Matthew J Costello: Oyunun ek paketinin yapılacağını biliyordum, ama benim işim Doom 3 ile bitmişti. Oyunun geleceğine dair bazı fikir alışverişleri vardı. Dünya’da bir macera olabilirdi ve benim Doom 3 ile ilgili 3. kitabı da hazırlamam mümkün olabilirdi, ama olmadı. Tabii bunlar benim tahminlerim. Ekibin karar süreçlerinde ben orada değildim. Yani kısaca diyebilirim ki, bilmiyorum.
Video oyunlarını sevdiğinizi ve zaman zaman bazı dergilere oyun incelemeleri yazdığınızı biliyorum. Eğer Doom 3 için de bir yazı hazırlama şansınız olsa, nasıl bahsederdiniz kısaca?
Matthew J Costello: Kendi hazırladığınız bir işin incelemesini yapamazsınız, ama diyebileceğim ya da bir incelemede bahsedilmesini isteyebileceğim şey, diyalogların gerçek doğallıkta olduğuydu. Hele de Mars’ta geçen bir aksiyon oyunu için. Işınlanmayla birlikte nelerin yaşandığı, arka plan detayları ve birinin bu detaylara önem gösterdiği gerçeği.
Time Dergisi, benzer bir şeyler söylemişti ve sitemde de yer vermiştim: “Doom 3, aynı hikâyeyi anlatıyor, ama bu kez şaşırtıcı derecede sanatsal bir hassasiyetle yaklaşılıyor.”
Doom 4’ün (İptal edilen sürümün) hikâye hazırlık sürecinde neden yer almadınız, özel bir sebebi var mıydı?
Matthew J. Costello: O sıralar Rage’in üzerinde çalışıyordum.

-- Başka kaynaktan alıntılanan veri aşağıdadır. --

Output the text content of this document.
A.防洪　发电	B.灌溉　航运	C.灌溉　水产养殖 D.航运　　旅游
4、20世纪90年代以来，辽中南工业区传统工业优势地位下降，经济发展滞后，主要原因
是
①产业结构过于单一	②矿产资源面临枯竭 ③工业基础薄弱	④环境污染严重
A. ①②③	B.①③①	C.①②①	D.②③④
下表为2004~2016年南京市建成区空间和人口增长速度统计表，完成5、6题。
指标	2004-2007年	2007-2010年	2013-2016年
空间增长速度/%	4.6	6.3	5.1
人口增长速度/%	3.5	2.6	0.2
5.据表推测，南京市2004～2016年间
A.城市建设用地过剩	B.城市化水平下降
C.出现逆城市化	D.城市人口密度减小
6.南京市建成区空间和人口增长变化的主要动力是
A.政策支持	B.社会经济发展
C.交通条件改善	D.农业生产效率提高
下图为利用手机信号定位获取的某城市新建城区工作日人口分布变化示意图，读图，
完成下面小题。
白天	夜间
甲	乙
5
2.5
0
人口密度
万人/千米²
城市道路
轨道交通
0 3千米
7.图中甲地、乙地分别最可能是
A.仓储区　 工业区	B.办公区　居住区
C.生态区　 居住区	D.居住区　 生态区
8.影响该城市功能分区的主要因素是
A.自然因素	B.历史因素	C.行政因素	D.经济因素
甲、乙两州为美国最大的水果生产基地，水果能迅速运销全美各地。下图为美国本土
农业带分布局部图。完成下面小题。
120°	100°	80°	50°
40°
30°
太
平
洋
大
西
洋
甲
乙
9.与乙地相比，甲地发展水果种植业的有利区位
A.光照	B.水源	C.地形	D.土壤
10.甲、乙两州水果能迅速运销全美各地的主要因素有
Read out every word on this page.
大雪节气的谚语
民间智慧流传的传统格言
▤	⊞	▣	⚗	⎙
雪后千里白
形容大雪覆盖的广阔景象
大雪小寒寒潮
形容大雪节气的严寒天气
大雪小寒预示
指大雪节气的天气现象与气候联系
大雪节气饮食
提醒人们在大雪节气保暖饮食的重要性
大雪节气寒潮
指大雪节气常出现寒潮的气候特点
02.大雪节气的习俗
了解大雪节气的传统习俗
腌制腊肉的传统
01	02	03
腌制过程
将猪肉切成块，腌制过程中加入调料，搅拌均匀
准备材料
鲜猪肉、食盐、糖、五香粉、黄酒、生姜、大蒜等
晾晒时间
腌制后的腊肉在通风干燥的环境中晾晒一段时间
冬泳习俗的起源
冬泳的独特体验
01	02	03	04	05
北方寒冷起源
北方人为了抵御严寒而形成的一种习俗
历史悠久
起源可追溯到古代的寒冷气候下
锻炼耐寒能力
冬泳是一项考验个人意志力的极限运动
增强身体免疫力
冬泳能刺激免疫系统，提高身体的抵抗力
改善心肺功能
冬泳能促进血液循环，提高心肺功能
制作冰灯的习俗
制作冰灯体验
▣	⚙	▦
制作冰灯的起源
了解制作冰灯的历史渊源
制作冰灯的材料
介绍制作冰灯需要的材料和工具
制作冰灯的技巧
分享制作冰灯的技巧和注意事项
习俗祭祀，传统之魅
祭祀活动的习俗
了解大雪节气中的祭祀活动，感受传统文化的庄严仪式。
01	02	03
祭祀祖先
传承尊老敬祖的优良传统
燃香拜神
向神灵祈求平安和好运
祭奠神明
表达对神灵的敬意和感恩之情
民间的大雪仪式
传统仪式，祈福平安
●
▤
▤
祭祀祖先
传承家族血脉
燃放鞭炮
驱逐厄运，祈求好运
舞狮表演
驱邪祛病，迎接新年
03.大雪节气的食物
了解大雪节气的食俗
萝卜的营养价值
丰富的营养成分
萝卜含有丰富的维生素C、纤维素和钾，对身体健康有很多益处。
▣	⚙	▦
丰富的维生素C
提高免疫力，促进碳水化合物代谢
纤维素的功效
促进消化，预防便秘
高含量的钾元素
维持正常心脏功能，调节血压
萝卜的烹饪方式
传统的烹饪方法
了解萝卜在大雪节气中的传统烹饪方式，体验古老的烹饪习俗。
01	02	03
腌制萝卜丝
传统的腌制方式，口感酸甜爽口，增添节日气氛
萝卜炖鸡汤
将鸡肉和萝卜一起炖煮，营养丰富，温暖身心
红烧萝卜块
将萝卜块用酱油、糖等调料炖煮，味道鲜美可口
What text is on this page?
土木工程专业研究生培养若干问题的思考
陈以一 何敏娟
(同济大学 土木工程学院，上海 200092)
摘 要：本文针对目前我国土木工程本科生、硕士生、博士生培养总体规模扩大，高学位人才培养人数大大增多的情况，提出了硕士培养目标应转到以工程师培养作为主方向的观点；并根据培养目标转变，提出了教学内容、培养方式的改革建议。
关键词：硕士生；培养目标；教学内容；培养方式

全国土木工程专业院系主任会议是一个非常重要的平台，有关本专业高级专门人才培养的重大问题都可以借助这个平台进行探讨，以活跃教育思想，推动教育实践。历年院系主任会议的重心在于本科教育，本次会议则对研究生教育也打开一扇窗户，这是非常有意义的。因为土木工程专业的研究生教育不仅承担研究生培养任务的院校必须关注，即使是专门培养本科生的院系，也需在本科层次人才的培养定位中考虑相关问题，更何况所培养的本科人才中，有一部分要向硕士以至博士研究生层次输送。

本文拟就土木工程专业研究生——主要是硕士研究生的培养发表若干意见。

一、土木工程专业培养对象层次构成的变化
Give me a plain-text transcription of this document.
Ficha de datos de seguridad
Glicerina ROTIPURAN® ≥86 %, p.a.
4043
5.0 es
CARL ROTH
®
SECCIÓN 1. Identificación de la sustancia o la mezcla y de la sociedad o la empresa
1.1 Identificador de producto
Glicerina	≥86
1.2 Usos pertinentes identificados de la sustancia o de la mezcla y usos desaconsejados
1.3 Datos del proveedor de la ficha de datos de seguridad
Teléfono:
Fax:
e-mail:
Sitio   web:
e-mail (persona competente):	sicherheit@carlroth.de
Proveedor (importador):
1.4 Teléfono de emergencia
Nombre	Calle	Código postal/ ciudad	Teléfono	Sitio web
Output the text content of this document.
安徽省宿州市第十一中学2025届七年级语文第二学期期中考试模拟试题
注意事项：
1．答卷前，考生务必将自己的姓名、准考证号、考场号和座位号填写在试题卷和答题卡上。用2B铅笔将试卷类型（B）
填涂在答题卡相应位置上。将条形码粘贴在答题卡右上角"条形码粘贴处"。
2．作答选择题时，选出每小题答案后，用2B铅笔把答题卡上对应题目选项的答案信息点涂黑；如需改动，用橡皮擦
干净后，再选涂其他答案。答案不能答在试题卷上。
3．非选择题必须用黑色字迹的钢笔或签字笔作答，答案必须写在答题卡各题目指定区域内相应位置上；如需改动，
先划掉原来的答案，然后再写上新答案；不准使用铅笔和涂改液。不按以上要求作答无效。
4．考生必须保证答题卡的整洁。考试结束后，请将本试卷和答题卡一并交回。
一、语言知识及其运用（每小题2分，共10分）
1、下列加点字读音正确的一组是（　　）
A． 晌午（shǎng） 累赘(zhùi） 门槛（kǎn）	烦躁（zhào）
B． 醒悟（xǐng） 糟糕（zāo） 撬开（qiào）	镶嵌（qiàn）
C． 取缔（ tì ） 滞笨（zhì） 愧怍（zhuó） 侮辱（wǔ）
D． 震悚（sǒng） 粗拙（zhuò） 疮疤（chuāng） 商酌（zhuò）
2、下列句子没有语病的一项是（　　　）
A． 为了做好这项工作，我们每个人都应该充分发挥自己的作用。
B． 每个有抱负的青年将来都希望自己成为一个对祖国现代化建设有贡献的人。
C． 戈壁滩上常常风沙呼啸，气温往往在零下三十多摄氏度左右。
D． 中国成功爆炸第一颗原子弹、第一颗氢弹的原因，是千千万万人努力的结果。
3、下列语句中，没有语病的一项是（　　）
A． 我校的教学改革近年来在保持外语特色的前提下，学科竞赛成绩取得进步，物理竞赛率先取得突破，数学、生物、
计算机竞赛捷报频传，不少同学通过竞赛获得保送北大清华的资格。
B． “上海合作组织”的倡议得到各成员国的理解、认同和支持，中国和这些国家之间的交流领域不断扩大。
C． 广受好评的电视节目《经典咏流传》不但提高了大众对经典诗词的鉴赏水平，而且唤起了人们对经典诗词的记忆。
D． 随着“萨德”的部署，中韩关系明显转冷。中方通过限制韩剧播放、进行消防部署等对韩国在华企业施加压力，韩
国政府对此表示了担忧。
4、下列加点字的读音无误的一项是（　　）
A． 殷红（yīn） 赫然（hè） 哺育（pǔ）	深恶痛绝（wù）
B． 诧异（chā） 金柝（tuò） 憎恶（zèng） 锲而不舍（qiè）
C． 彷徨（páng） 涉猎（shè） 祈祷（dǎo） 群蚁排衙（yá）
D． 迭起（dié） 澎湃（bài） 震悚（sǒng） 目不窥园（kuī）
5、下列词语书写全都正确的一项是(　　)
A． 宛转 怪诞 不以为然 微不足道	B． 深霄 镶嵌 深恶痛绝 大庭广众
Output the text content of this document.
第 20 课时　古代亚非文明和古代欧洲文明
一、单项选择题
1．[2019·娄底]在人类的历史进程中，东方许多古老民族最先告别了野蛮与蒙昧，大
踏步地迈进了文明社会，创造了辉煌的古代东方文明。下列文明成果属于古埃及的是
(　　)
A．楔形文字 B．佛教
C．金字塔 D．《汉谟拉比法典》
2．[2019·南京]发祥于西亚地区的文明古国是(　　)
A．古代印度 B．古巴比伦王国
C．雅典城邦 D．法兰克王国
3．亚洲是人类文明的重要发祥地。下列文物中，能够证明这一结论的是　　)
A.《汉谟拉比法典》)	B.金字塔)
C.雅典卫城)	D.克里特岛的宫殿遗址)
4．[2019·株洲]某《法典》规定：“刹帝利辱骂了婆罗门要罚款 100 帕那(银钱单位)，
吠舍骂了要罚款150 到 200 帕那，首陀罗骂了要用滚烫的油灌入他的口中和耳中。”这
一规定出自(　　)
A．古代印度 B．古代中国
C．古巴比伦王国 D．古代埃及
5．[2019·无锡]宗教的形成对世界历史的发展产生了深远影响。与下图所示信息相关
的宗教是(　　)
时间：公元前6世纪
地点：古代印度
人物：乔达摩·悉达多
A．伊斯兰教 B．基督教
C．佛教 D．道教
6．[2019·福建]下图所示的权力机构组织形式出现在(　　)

Rage, id Software’ın yeni IP’siydi ve bir noktaya kadar ben de hazırlanmasına yardımcı oluyordum. Aynı anda iki büyük projede çalışamazsınız. Benim o anki odak noktam, Rage’in hikâyesi, dünyası ve karakterleri gibi detaylarıydı.
John Carmack, 90’lı yıllarda “Oyunlarda hikâye, bir porno filmdeki hikâye gibidir. Orada olması beklenir, ama önemli de değildir.” demişti. Siz ise hikâyeler, yeni dünyalar hazırlayan birisiniz. Bu konuda onunla hiç konuştunuz mu? Biliyorsunuz, id, genellikle oynanış ve grafiklere öncelik veren bir stüdyo. Yıllar içinde hikâye faktörünün oyunlara etkisini nasıl görüyorsunuz?
Matthew J Costello: Evet, id, gerçekten de grafikler ve oynanış üzerine odaklanıyor. Ama öte yandan, muazzam sanatsal hayal gücü ve tasarım süreçleri de var. Örneğin yaratıklar ve karakter modellemeleri için. Her ne kadar bir karakter ya da yaratık hazırlamak bir hikâyenin hazırlanması anlamını taşımasa da, diyebilirim ki Carmack bir noktada haklıydı. Video oyunlarının ilk dönemine dönecek olursak, hikâye faktörü zaten çok zayıftı. Bir yerlere atlayıp zıplıyor ve aksiyona giriyorduk. Ta ki sinematik interaktif deneyimlere adım atana kadar ve bu andan itibaren oyunlar Carmack’ın önceden dediği gibi değildi artık. Gerçek duygusal bağlantıya ve derinliğe sahip olabileceğiniz bir yer gibi. Böyle çok iyi oyunlar var ve çoğunu oynadım. Bu yüzden ben de daha iyi olacağım.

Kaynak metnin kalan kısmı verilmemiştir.